Another New York inmate, Reginald Troy, who developed an ulcer while a prisoner at the Shawangunk state prison Wallkill, filed his civilrights suit in 1991, claiming it was unconstitutional not to provide him lamb, veal and oysters for his meals -- foods allowed by a doctor, but not required.

The two cases, ultimately dismissed, are among tens of thousands of civil rights suits brought in recent years by inmates protesting prison conditions in New York and elsewhere. Such suits have become one of the largest categories of federal civil filings.

Over the years, the civil rights suits have become a powerful method to force improvements in prison medical care, legal access and inmate treatment. But along with such landmark cases have come a bounty of frivolous and groundless complaints.

The lawsuits, brought by inmates in federal and state prisons, have burdened the courts and overwhelmed the state attorneys who have to defend their prison systems, costing taxpayers millions in legal fees.

The number of prisoner lawsuits have grown from just a few hundred a year during the 1960s to more than 33,000 last year, when they made up 15 percent of all civil suits filed in the federal courts.

Of these cases, about 97 percent were dismissed long before trial. Of those that continued on, only 13 percent resulted in any success for the prisoner -- the worst rate of any type of civil suit filed in federal court.

"I mean, 70 percent of these don't even state a complaint on which relief can be granted," said Thomas J. McAvoy, the chief judge of the U.S. District Court for the Northern District of New York in Albany. "There may be deprivation, but it doesn't rise to the level of a constitutional violation."

As defined by the U.S. Supreme Court, a constitutional violation of a prisoner's rights involves denial of the "minimal civilized measure of life's necessities" or the use of force "repugnant to the conscience of mankind."

Over 97 percent of prisoner civil rights suits are filed by inmates of state prisons, in part because federal prisoners are required to use a grievance process before filing a lawsuit.

A result is that the largest burden has fallen on the states to defend against the lawsuits.

The proliferation of cases has led some states, including New York, to begin looking at ways to curb prisoners' access to the courts. Such measures might include requiring inmates to exhaust prison grievance procedures before filing suit, requiring a small filing fee, and setting up a screening system for cases before they are filed in federal courts.

Some inmates, prisoner advocates and scholars say that the burden caused by prisoner suits is exaggerated and that the system should be left alone.

Theodore Eisenberg, a professor of law at Cornell University, said that despite the number of suits, the frivolous and trivial cases are easily dismissed and consume little time.

He said that while the overall success rate of inmate suits appears dismal, it is as much a product of the prisoners' lack of legal experience and counsel than anything else. A study he conducted on cases filed in 1981 showed that the suits were much more successful, nearly matching the rates of other civil suits, when handled by attorneys.

Lawyers generally take on stronger cases, either being appointed by the courts or choosing to handle a case.

Erwin Chemerinsky, a professor of constitutional law at the University of Southern California, added that the number of suits underscores a grim reality of modern prison life: too many inmates, too few cells and too little attention.

While Mr.

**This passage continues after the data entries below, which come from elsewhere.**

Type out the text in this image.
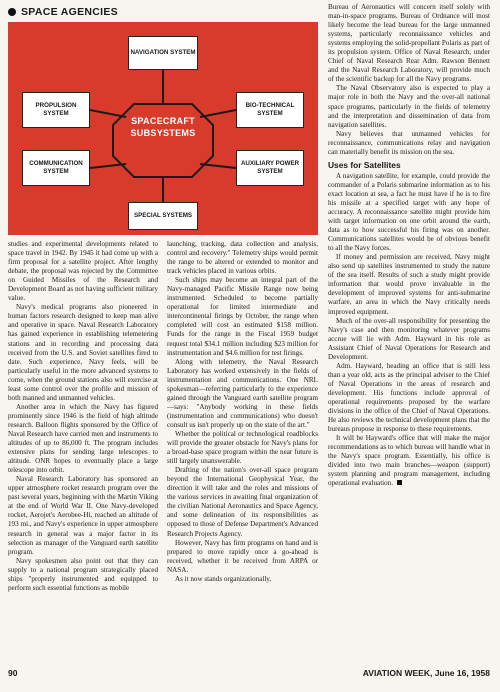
SPACE AGENCIES
NAVIGATION SYSTEM
PROPULSION SYSTEM
BIO-TECHNICAL SYSTEM
COMMUNICATION SYSTEM
AUXILIARY POWER SYSTEM
SPECIAL SYSTEMS
SPACECRAFT SUBSYSTEMS

studies and experimental developments related to space travel in 1942. By 1945 it had come up with a firm proposal for a satellite project. After lengthy debate, the proposal was rejected by the Committee on Guided Missiles of the Research and Development Board as not having sufficient military value.

Navy's medical programs also pioneered in human factors research designed to keep man alive and operative in space. Naval Research Laboratory has gained experience in establishing telemetering stations and in recording and processing data received from the U.S. and Soviet satellites fired to date. Such experience, Navy feels, will be particularly useful in the more advanced systems to come, when the ground stations also will exercise at least some control over the profile and mission of both manned and unmanned vehicles.

Another area in which the Navy has figured prominently since 1946 is the field of high altitude research. Balloon flights sponsored by the Office of Naval Research have carried men and instruments to altitudes of up to 86,000 ft. The program includes extensive plans for sending large telescopes to altitude. ONR hopes to eventually place a large telescope into orbit.

Naval Research Laboratory has sponsored an upper atmosphere rocket research program over the past several years, beginning with the Martin Viking at the end of World War II. One Navy-developed rocket, Aerojet's Aerobee-Hi, reached an altitude of 193 mi., and Navy's experience in upper atmosphere research in general was a major factor in its selection as manager of the Vanguard earth satellite program.

Navy spokesmen also point out that they can supply to a national program strategically placed ships "properly instrumented and equipped to perform such essential functions as mobile

launching, tracking, data collection and analysis, control and recovery." Telemetry ships would permit the range to be altered or extended to monitor and track vehicles placed in various orbits.

Such ships may become an integral part of the Navy-managed Pacific Missile Range now being instrumented. Scheduled to become partially operational for limited intermediate and intercontinental firings by October, the range when completed will cost an estimated $158 million. Funds for the range in the Fiscal 1959 budget request total $34.1 million including $23 million for instrumentation and $4.6 million for test firings.

Along with telemetry, the Naval Research Laboratory has worked extensively in the fields of instrumentation and communications. One NRL spokesman—referring particularly to the experience gained through the Vanguard earth satellite program—says: "Anybody working in these fields (instrumentation and communications) who doesn't consult us isn't properly up on the state of the art."

Whether the political or technological roadblocks will provide the greater obstacle for Navy's plans for a broad-base space program within the near future is still largely unanswerable.

Drafting of the nation's over-all space program beyond the International Geophysical Year, the direction it will take and the roles and missions of the various services in awaiting final organization of the civilian National Aeronautics and Space Agency, and some delineation of its responsibilities as opposed to those of Defense Department's Advanced Research Projects Agency.

However, Navy has firm programs on hand and is prepared to move rapidly once a go-ahead is received, whether it be received from ARPA or NASA.

As it now stands organizationally,

Bureau of Aeronautics will concern itself solely with man-in-space programs. Bureau of Ordnance will most likely become the lead bureau for the large unmanned systems, particularly reconnaissance vehicles and systems employing the solid-propellant Polaris as part of its propulsion system. Office of Naval Research, under Chief of Naval Research Rear Adm. Rawson Bennett and the Naval Research Laboratory, will provide much of the scientific backup for all the Navy programs.

The Naval Observatory also is expected to play a major role in both the Navy and the over-all national space programs, particularly in the fields of telemetry and the interpretation and dissemination of data from navigation satellites.

Navy believes that unmanned vehicles for reconnaissance, communications relay and navigation can materially benefit its mission on the sea.

Uses for Satellites

A navigation satellite, for example, could provide the commander of a Polaris submarine information as to his exact location at sea, a fact he must have if he is to fire his missile at a specified target with any hope of accuracy. A reconnaissance satellite might provide him with target information on one orbit around the earth, data as to how successful his firing was on another. Communications satellites would be of obvious benefit to all the Navy forces.

If money and permission are received, Navy might also send up satellites instrumented to study the nature of the sea itself. Results of such a study might provide information that would prove invaluable in the development of improved systems for anti-submarine warfare, an area in which the Navy critically needs improved equipment.

Much of the over-all responsibility for presenting the Navy's case and then monitoring whatever programs accrue will lie with Adm. Hayward in his role as Assistant Chief of Naval Operations for Research and Development.

Adm. Hayward, heading an office that is still less than a year old, acts as the principal adviser to the Chief of Naval Operations in the areas of research and development. His functions include approval of operational requirements proposed by the warfare divisions in the office of the Chief of Naval Operations. He also reviews the technical development plans that the bureaus propose in response to these requirements.

It will be Hayward's office that will make the major recommendations as to which bureau will handle what in the Navy's space program. Essentially, his office is divided into two main branches—weapon (support) system planning and program management, including operational evaluation.

90	AVIATION WEEK, June 16, 1958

Chemerinsky agreed that many suits are trivial, he said that together, they paint a disturbing portrait of overcrowding and deterioration that is only growing worse.

"These are people with no way of protest except through the courts," Mr. Chemerinsky said. "The reality is that there are frivolous suits, but if you take away the prisoners' ability to sue, they will have no place to go. Is that what we really want?"